Friday, April 24, 2009

Report attempts to quantify Iraqi civilian deaths

Iraq's government has recorded 87,215 of its citizens killed since 2005 in violence ranging from catastrophic bombings to execution-style slayings, according to government statistics that break open one of the most closely guarded secrets of the war.
 
BAGHDAD — Iraq's government has recorded 87,215 of its citizens killed since 2005 in violence ranging from catastrophic bombings to execution-style slayings, according to government statistics that break open one of the most closely guarded secrets of the war.

Combined with tallies based on hospital sources and media reports since the beginning of the war and an in-depth review of available evidence by The Associated Press, the figures show that more than 110,600 Iraqis have died in violence since the 2003 U.S.-led invasion.

The number is a minimum count of violent deaths. The official who provided the data to The AP, on condition of anonymity because of its sensitivity, estimated the actual number of deaths at 10 to 20 percent higher because of thousands who are missing and civilians who were buried in the chaos of war without official records.

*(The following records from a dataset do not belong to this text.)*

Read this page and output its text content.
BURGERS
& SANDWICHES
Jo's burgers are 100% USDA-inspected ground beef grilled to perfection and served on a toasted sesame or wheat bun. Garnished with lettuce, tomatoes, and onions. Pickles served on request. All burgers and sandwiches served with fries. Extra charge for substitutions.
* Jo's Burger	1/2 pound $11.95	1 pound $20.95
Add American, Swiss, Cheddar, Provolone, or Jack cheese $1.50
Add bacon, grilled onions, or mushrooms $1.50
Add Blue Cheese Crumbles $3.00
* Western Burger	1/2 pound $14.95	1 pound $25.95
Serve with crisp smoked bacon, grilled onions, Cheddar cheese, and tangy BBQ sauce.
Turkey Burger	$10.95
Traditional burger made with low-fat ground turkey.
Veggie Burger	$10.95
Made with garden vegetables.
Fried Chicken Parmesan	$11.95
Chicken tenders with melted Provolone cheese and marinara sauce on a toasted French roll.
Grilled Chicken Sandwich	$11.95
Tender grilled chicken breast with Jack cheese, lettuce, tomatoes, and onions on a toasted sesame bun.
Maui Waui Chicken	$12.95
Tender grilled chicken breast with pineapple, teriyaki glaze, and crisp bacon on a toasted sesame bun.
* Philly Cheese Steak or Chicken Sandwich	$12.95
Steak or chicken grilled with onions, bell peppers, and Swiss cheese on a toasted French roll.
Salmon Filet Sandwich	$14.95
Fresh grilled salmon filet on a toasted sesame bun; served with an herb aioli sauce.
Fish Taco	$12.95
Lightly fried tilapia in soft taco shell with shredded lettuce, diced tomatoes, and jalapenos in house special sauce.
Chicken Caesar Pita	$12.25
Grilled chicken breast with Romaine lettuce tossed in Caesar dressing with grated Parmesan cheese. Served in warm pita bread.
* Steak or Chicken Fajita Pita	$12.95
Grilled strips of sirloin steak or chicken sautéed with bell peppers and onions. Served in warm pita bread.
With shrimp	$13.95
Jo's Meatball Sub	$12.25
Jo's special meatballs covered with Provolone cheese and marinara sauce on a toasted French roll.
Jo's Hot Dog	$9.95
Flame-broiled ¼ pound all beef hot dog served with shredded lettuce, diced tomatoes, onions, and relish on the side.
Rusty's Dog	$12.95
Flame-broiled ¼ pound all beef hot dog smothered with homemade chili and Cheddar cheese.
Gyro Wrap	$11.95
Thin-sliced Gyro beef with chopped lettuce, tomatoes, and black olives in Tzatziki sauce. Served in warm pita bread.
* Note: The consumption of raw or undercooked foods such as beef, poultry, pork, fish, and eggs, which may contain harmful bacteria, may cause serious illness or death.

The Health Ministry has tallied death certificates since 2005, and the United Nations began using them late that year — along with hospital and morgue figures — to release casualty counts publicly. But the Iraqi numbers disappeared by early 2007, when sectarian violence was putting political pressure on the U.S. and Iraqi governments. The United Nations "repeatedly asked for that cooperation" to resume but never received a response, U.N. associate spokesman Farhan Haq said Thursday.

The data measure only violent deaths — people killed in the shootings, bombings, mortar attacks and beheadings that have ravaged Iraq. Indirect factors such as damage to infrastructure, health care and stress that caused thousands more to die are excluded.